To calculate confidence intervals, you can use the formula:

Confidence Interval = Sample Mean ± (Z * (σ / √n))

Where:
- Sample Mean is the mean of the sample observations
- Z is the Z-score that corresponds to the desired level of confidence
- σ is the standard deviation (known in this case)
- n is the sample size

a) To make a 90% confidence interval for μ:
- The level of confidence is 90%, so the corresponding Z-score is 1.645 (you can look up the Z-score from a Z-table).
- Substituting the values: Confidence Interval = 74.8 ± (1.645 * (15.3 / √36))
- Calculate the interval: Confidence Interval = 74.8 ± 4.03
- The 90% confidence interval for μ is (70.77, 78.83).

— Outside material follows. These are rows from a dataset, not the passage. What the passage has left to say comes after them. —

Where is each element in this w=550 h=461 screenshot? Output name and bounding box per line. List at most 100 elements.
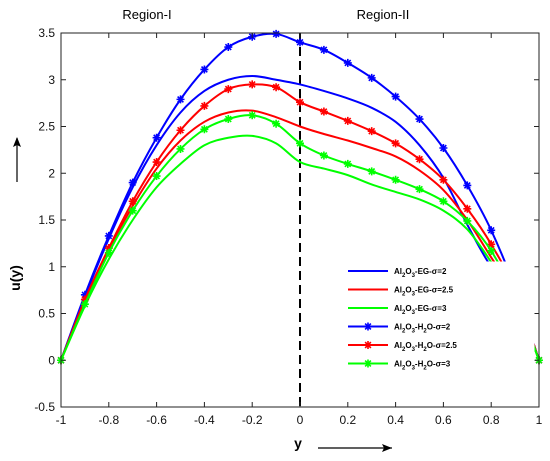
series-4-point-2 [80, 290, 89, 299]
series-5-point-5-glyph [152, 158, 161, 167]
series-4-point-8-glyph [224, 43, 233, 52]
region-label-1: Region-I [122, 7, 171, 22]
series-6-point-7-glyph [200, 125, 209, 134]
series-5-point-13 [343, 116, 352, 125]
series-4-point-7 [200, 65, 209, 74]
series-4-point-12 [319, 45, 328, 54]
series-4-point-5 [152, 133, 161, 142]
series-6-point-5-glyph [152, 172, 161, 181]
series-6-point-18 [463, 216, 472, 225]
x-tick-label: 0.4 [387, 413, 404, 427]
series-6-point-14-glyph [367, 167, 376, 176]
x-tick-label: 0.2 [339, 413, 356, 427]
x-tick-label: -0.6 [146, 413, 167, 427]
series-6-point-8-glyph [224, 115, 233, 124]
series-6-point-17-glyph [439, 197, 448, 206]
x-tick-label: -0.2 [242, 413, 263, 427]
series-4-point-14 [367, 73, 376, 82]
series-6-point-2-glyph [80, 300, 89, 309]
series-5-point-5 [152, 158, 161, 167]
series-5-point-8 [224, 85, 233, 94]
series-6-point-6-glyph [176, 144, 185, 153]
series-4-point-19 [487, 226, 496, 235]
series-6-point-15-glyph [391, 175, 400, 184]
series-4-point-10-glyph [272, 29, 281, 38]
legend-marker-5-glyph [364, 341, 372, 349]
series-6-point-5 [152, 172, 161, 181]
series-4-point-3 [104, 231, 113, 240]
y-tick-label: 1 [48, 260, 55, 274]
series-6-point-12-glyph [319, 151, 328, 160]
series-6-point-19-glyph [487, 246, 496, 255]
series-4-point-13-glyph [343, 58, 352, 67]
legend-label-1: Al2O3-EG-σ=2 [394, 267, 447, 279]
legend-marker-6 [364, 359, 372, 368]
y-axis-label: u(y) [7, 265, 23, 291]
series-4-point-3-glyph [104, 231, 113, 240]
series-5-point-11 [296, 98, 304, 107]
series-4-point-14-glyph [367, 73, 376, 82]
series-5-point-6-glyph [176, 126, 185, 135]
x-tick-label: 1 [536, 413, 543, 427]
series-5-point-10-glyph [272, 83, 281, 92]
series-4-point-15 [391, 92, 400, 101]
x-tick-label: -0.4 [194, 413, 215, 427]
series-4-point-18 [463, 181, 472, 190]
y-tick-label: 3.5 [38, 26, 55, 40]
y-tick-label: 3 [48, 73, 55, 87]
series-4-point-17 [439, 144, 448, 153]
series-4-point-16-glyph [415, 115, 424, 124]
legend-marker-4-glyph [364, 322, 372, 331]
series-4-point-4-glyph [128, 178, 137, 187]
y-axis-arrowhead [13, 137, 21, 147]
series-6-point-10 [272, 119, 281, 128]
series-4-point-8 [224, 43, 233, 52]
y-tick-label: -0.5 [34, 400, 55, 414]
series-5-point-17 [439, 175, 448, 184]
labels: Region-I Region-II y u(y) [7, 7, 409, 452]
series-5-point-11-glyph [296, 98, 304, 107]
series-4-point-10 [272, 29, 281, 38]
series-6-point-13-glyph [343, 159, 352, 168]
series-6-point-9 [248, 111, 257, 120]
series-5-point-15 [391, 139, 400, 148]
series-5-point-7 [200, 101, 209, 110]
series-line-3 [60, 134, 540, 361]
legend-marker-5 [364, 341, 372, 349]
series-4-point-17-glyph [439, 144, 448, 153]
series-5-point-19-glyph [487, 240, 496, 249]
series-4-point-16 [415, 115, 424, 124]
series-6-point-16-glyph [415, 185, 424, 194]
series-5-point-18-glyph [463, 204, 472, 213]
series-4-point-12-glyph [319, 45, 328, 54]
y-tick-label: 2.5 [38, 120, 55, 134]
legend-marker-4 [364, 322, 372, 331]
axes: -1 -0.8 -0.6 -0.4 -0.2 0 0.2 0.4 0.6 0.8 1 -0.5 0 0.5… [34, 26, 542, 427]
series-6-point-12 [319, 151, 328, 160]
series-6-point-7 [200, 125, 209, 134]
series-5-point-14 [367, 127, 376, 136]
series-5-point-12 [319, 107, 328, 116]
series-6-point-18-glyph [463, 216, 472, 225]
series-6-point-11-glyph [296, 139, 304, 148]
y-tick-label: 0 [48, 353, 55, 367]
series-4-point-19-glyph [487, 226, 496, 235]
series-4-point-2-glyph [80, 290, 89, 299]
series-5-point-14-glyph [367, 127, 376, 136]
series-6-point-14 [367, 167, 376, 176]
series-5-point-16 [415, 155, 424, 164]
series-5-point-19 [487, 240, 496, 249]
series-lines [57, 29, 543, 365]
x-axis-arrowhead [382, 444, 392, 452]
series-4-point-11-glyph [296, 38, 304, 47]
series-5-point-3-glyph [104, 244, 113, 253]
series-5-point-8-glyph [224, 85, 233, 94]
legend-label-5: Al2O3-H2O-σ=2.5 [394, 341, 457, 353]
series-6-point-4 [128, 206, 137, 215]
legend-box [342, 261, 535, 378]
series-5-point-7-glyph [200, 101, 209, 110]
series-5-point-4 [128, 197, 137, 206]
legend: Al2O3-EG-σ=2 Al2O3-EG-σ=2.5 Al2O3-EG-σ=3 Al… [342, 261, 535, 378]
x-tick-label: 0.6 [435, 413, 452, 427]
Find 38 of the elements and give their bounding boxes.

b) To construct a 95% confidence interval for μ:
- The level of confidence is 95%, so the corresponding Z-score is 1.96.
- Substituting the values: Confidence Interval = 74.8 ± (1.96 * (15.3 / √36))
- Calculate the interval: Confidence Interval = 74.8 ± 4.52
- The 95% confidence interval for μ is (70.28, 79.32).

c) To determine a 99% confidence interval for μ:
- The level of confidence is 99%, so the corresponding Z-score is 2.576.
- Substituting the values: Confidence Interval = 74.8 ± (2.576 * (15.3 / √36))
- Calculate the interval: Confidence Interval = 74.8 ± 6.15
- The 99% confidence interval for μ is (68.65, 80.95).

d) The width of the confidence intervals does increase as the confidence level increases. This is because as the level of confidence increases, the Z-score becomes larger, resulting in a larger margin of error. The larger margin of error leads to wider intervals, as it allows for a greater range of possible population means.